Beef Reduction Sauce
This is best made from a variety of bones: knuckles add body from cartilage and tendons, shanks, and neck bones add meaty flavor (the meat from shanks can be cut off and used as the meat to brown). Don’t skimp on either meat or bones. They both add specific flavors and qualities that the sauce needs.
Bolognese Sauce
This sauce is time-consuming to make, so consider doubling the recipe. It’s especially good with hand-cut fresh egg noodles (see page 89) or in lasagna (see page 270).
Pan Gravy
Pan gravy is classically made with the drippings of a roast. This method applies to any number of roasted meats: beef, lamb, pork, chicken, turkey.
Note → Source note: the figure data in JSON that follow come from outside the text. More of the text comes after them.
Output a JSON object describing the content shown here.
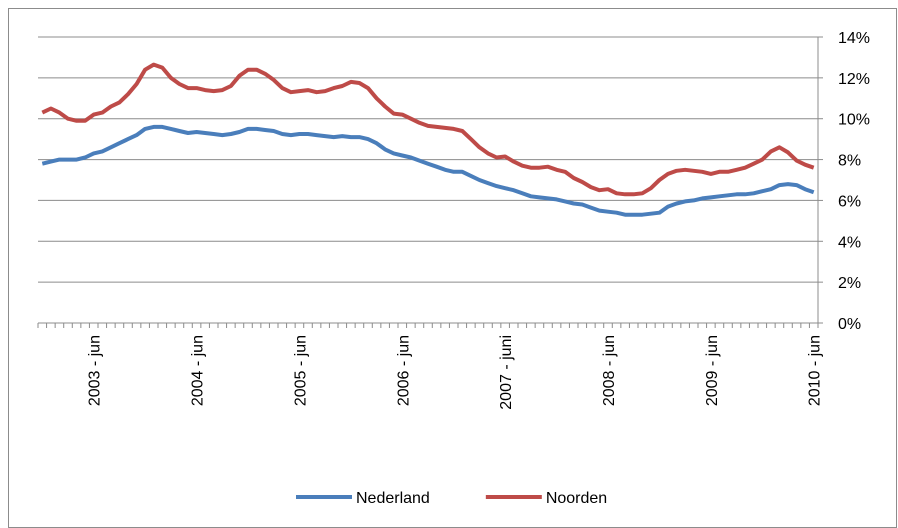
{
  "chart_data": {
    "type": "line",
    "categories": [
      null,
      null,
      null,
      null,
      null,
      null,
      "2003 - jun",
      null,
      null,
      null,
      null,
      null,
      null,
      null,
      null,
      null,
      null,
      null,
      "2004 - jun",
      null,
      null,
      null,
      null,
      null,
      null,
      null,
      null,
      null,
      null,
      null,
      "2005 - jun",
      null,
      null,
      null,
      null,
      null,
      null,
      null,
      null,
      null,
      null,
      null,
      "2006 - jun",
      null,
      null,
      null,
      null,
      null,
      null,
      null,
      null,
      null,
      null,
      null,
      "2007 - juni",
      null,
      null,
      null,
      null,
      null,
      null,
      null,
      null,
      null,
      null,
      null,
      "2008 - jun",
      null,
      null,
      null,
      null,
      null,
      null,
      null,
      null,
      null,
      null,
      null,
      "2009 - jun",
      null,
      null,
      null,
      null,
      null,
      null,
      null,
      null,
      null,
      null,
      null,
      "2010 - jun"
    ],
    "series": [
      {
        "name": "Nederland",
        "color": "#4a7ebb",
        "values": [
          7.8,
          7.9,
          8.0,
          8.0,
          8.0,
          8.1,
          8.3,
          8.4,
          8.6,
          8.8,
          9.0,
          9.2,
          9.5,
          9.6,
          9.6,
          9.5,
          9.4,
          9.3,
          9.35,
          9.3,
          9.25,
          9.2,
          9.25,
          9.35,
          9.5,
          9.5,
          9.45,
          9.4,
          9.25,
          9.2,
          9.25,
          9.25,
          9.2,
          9.15,
          9.1,
          9.15,
          9.1,
          9.1,
          9.0,
          8.8,
          8.5,
          8.3,
          8.2,
          8.1,
          7.95,
          7.8,
          7.65,
          7.5,
          7.4,
          7.4,
          7.2,
          7.0,
          6.85,
          6.7,
          6.6,
          6.5,
          6.35,
          6.2,
          6.15,
          6.1,
          6.05,
          5.95,
          5.85,
          5.8,
          5.65,
          5.5,
          5.45,
          5.4,
          5.3,
          5.3,
          5.3,
          5.35,
          5.4,
          5.7,
          5.85,
          5.95,
          6.0,
          6.1,
          6.15,
          6.2,
          6.25,
          6.3,
          6.3,
          6.35,
          6.45,
          6.55,
          6.75,
          6.8,
          6.75,
          6.55,
          6.4
        ]
      },
      {
        "name": "Noorden",
        "color": "#be4b48",
        "values": [
          10.3,
          10.5,
          10.3,
          10.0,
          9.9,
          9.9,
          10.2,
          10.3,
          10.6,
          10.8,
          11.2,
          11.7,
          12.4,
          12.65,
          12.5,
          12.0,
          11.7,
          11.5,
          11.5,
          11.4,
          11.35,
          11.4,
          11.6,
          12.1,
          12.4,
          12.4,
          12.2,
          11.9,
          11.5,
          11.3,
          11.35,
          11.4,
          11.3,
          11.35,
          11.5,
          11.6,
          11.8,
          11.75,
          11.5,
          11.0,
          10.6,
          10.25,
          10.2,
          10.0,
          9.8,
          9.65,
          9.6,
          9.55,
          9.5,
          9.4,
          9.0,
          8.6,
          8.3,
          8.1,
          8.15,
          7.9,
          7.7,
          7.6,
          7.6,
          7.65,
          7.5,
          7.4,
          7.1,
          6.9,
          6.65,
          6.5,
          6.55,
          6.35,
          6.3,
          6.3,
          6.35,
          6.6,
          7.0,
          7.3,
          7.45,
          7.5,
          7.45,
          7.4,
          7.3,
          7.4,
          7.4,
          7.5,
          7.6,
          7.8,
          8.0,
          8.4,
          8.6,
          8.35,
          7.95,
          7.75,
          7.6
        ]
      }
    ],
    "ylim": [
      0,
      14
    ],
    "yticks": [
      {
        "value": 0,
        "label": "0%"
      },
      {
        "value": 2,
        "label": "2%"
      },
      {
        "value": 4,
        "label": "4%"
      },
      {
        "value": 6,
        "label": "6%"
      },
      {
        "value": 8,
        "label": "8%"
      },
      {
        "value": 10,
        "label": "10%"
      },
      {
        "value": 12,
        "label": "12%"
      },
      {
        "value": 14,
        "label": "14%"
      }
    ],
    "grid": true,
    "legend": "bottom"
  }
}
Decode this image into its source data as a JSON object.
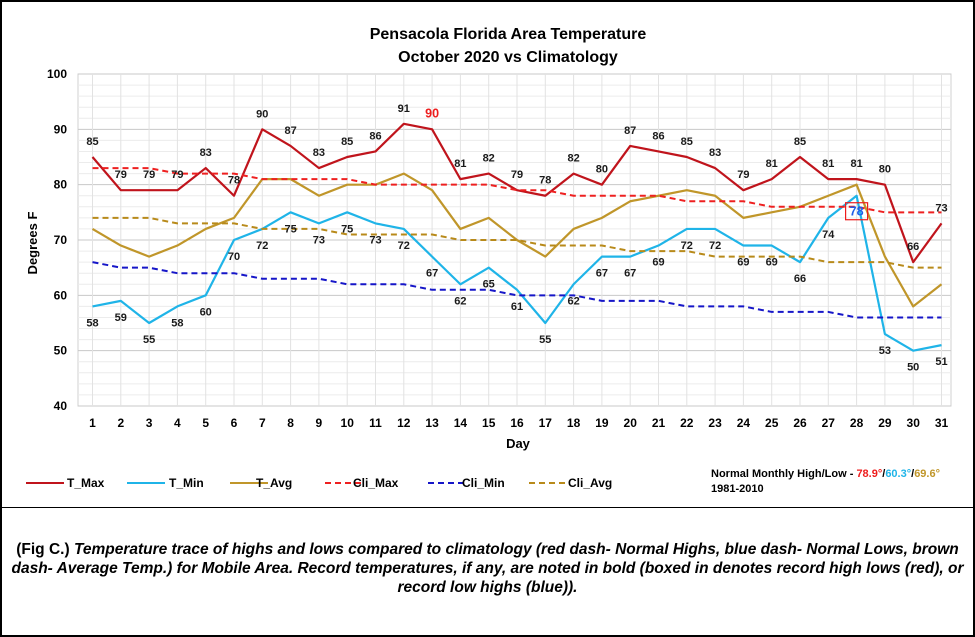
{
  "chart_data": {
    "type": "line",
    "title": "Pensacola Florida Area Temperature",
    "subtitle": "October 2020 vs Climatology",
    "xlabel": "Day",
    "ylabel": "Degrees F",
    "ylim": [
      40,
      100
    ],
    "yticks": [
      40,
      50,
      60,
      70,
      80,
      90,
      100
    ],
    "grid": true,
    "legend_position": "bottom",
    "x": [
      1,
      2,
      3,
      4,
      5,
      6,
      7,
      8,
      9,
      10,
      11,
      12,
      13,
      14,
      15,
      16,
      17,
      18,
      19,
      20,
      21,
      22,
      23,
      24,
      25,
      26,
      27,
      28,
      29,
      30,
      31
    ],
    "series": [
      {
        "name": "T_Max",
        "color": "#c0141c",
        "dash": false,
        "values": [
          85,
          79,
          79,
          79,
          83,
          78,
          90,
          87,
          83,
          85,
          86,
          91,
          90,
          81,
          82,
          79,
          78,
          82,
          80,
          87,
          86,
          85,
          83,
          79,
          81,
          85,
          81,
          81,
          80,
          66,
          73
        ]
      },
      {
        "name": "T_Min",
        "color": "#1fb4e8",
        "dash": false,
        "values": [
          58,
          59,
          55,
          58,
          60,
          70,
          72,
          75,
          73,
          75,
          73,
          72,
          67,
          62,
          65,
          61,
          55,
          62,
          67,
          67,
          69,
          72,
          72,
          69,
          69,
          66,
          74,
          78,
          53,
          50,
          51
        ]
      },
      {
        "name": "T_Avg",
        "color": "#c0962a",
        "dash": false,
        "values": [
          72,
          69,
          67,
          69,
          72,
          74,
          81,
          81,
          78,
          80,
          80,
          82,
          79,
          72,
          74,
          70,
          67,
          72,
          74,
          77,
          78,
          79,
          78,
          74,
          75,
          76,
          78,
          80,
          67,
          58,
          62
        ]
      },
      {
        "name": "Cli_Max",
        "color": "#ee2020",
        "dash": true,
        "values": [
          83,
          83,
          83,
          82,
          82,
          82,
          81,
          81,
          81,
          81,
          80,
          80,
          80,
          80,
          80,
          79,
          79,
          78,
          78,
          78,
          78,
          77,
          77,
          77,
          76,
          76,
          76,
          76,
          75,
          75,
          75
        ]
      },
      {
        "name": "Cli_Min",
        "color": "#1616c8",
        "dash": true,
        "values": [
          66,
          65,
          65,
          64,
          64,
          64,
          63,
          63,
          63,
          62,
          62,
          62,
          61,
          61,
          61,
          60,
          60,
          60,
          59,
          59,
          59,
          58,
          58,
          58,
          57,
          57,
          57,
          56,
          56,
          56,
          56
        ]
      },
      {
        "name": "Cli_Avg",
        "color": "#b88a1a",
        "dash": true,
        "values": [
          74,
          74,
          74,
          73,
          73,
          73,
          72,
          72,
          72,
          71,
          71,
          71,
          71,
          70,
          70,
          70,
          69,
          69,
          69,
          68,
          68,
          68,
          67,
          67,
          67,
          67,
          66,
          66,
          66,
          65,
          65
        ]
      }
    ],
    "data_labels": {
      "T_Max": [
        "85",
        "79",
        "79",
        "79",
        "83",
        "78",
        "90",
        "87",
        "83",
        "85",
        "86",
        "91",
        "90",
        "81",
        "82",
        "79",
        "78",
        "82",
        "80",
        "87",
        "86",
        "85",
        "83",
        "79",
        "81",
        "85",
        "81",
        "81",
        "80",
        "66",
        "73"
      ],
      "T_Min": [
        "58",
        "59",
        "55",
        "58",
        "60",
        "70",
        "72",
        "75",
        "73",
        "75",
        "73",
        "72",
        "67",
        "62",
        "65",
        "61",
        "55",
        "62",
        "67",
        "67",
        "69",
        "72",
        "72",
        "69",
        "69",
        "66",
        "74",
        "78",
        "53",
        "50",
        "51"
      ]
    },
    "records": [
      {
        "series": "T_Max",
        "day": 13,
        "value": 90,
        "color": "#ee1c1c",
        "boxed": false
      },
      {
        "series": "T_Min",
        "day": 28,
        "value": 78,
        "color": "#1f5ee8",
        "boxed": true,
        "box_color": "#ee1c1c"
      }
    ],
    "normals": {
      "label": "Normal Monthly High/Low - ",
      "high": "78.9°",
      "low": "60.3°",
      "avg": "69.6°",
      "sep": "/",
      "period": "1981-2010",
      "high_color": "#ee1c1c",
      "low_color": "#1fb4e8",
      "avg_color": "#c0962a"
    }
  },
  "caption": {
    "prefix": "(Fig C.) ",
    "text": "Temperature trace of highs and lows compared to climatology (red dash- Normal Highs, blue dash- Normal Lows, brown dash- Average Temp.) for Mobile Area. Record temperatures, if any, are noted in bold (boxed in denotes record high lows (red), or record low highs (blue))."
  }
}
It’s easiest to make the gravy right in the pan that the meat was roasted in.
Tartar Sauce
Serve this sauce with breaded fried sole or oysters.
Aïoli
Velvety, luscious, garlicky mayonnaise—what the French call aïoli (pronounced eye-oh-lee)—is another sauce I use all the time: on sandwiches; with vegetables, both raw and cooked; with meat and fish; as the binder for chicken salad and egg salad; and as a base for sauces such as tartar sauce. Most children, even very young ones, love aïoli and will happily use it as a dip for bite after bite of bread, carrots, potatoes, and even vegetables they might otherwise refuse. Two or three small cloves of garlic per egg yolk, pounded with a mortar and pestle, make a fairly pungent garlic mayonnaise—depending on the garlic. The strength of garlic’s flavor can vary a lot, depending on freshness, season, and variety. I always pound the garlic in a mortar and pestle and reserve half of it, so I can add it later if the aïoli needs it. (You can always add more garlic, but you can’t subtract it.) It’s important to pound the garlic to a very smooth purée so the sauce will be garlicky through and through, not just a mayonnaise with bits of garlic in it. One egg yolk will absorb up to one cup of oil, but you can add less if you don’t need that much mayonnaise. Whisk the oil in drop by drop at first, adding more as you go. It is much easier to whisk when the bowl is steadied. To help hold it still, set it on top of a coiled dish towel. Adding a small amount of water to the egg yolk before you incorporate the oil helps prevent the sauce from separating or “breaking.” If mayonnaise does separate, stop adding oil, but don’t despair. Just crack a fresh egg, separate the yolk into a new bowl, add a little water as before, and slowly whisk in first the broken sauce and then the rest of the oil. Make aïoli half an hour ahead of time, to give the flavors a chance to marry. As with anything made with raw eggs, if you’re not going to serve mayonnaise within an hour, refrigerate it. Aïoli tastes best the day it’s made.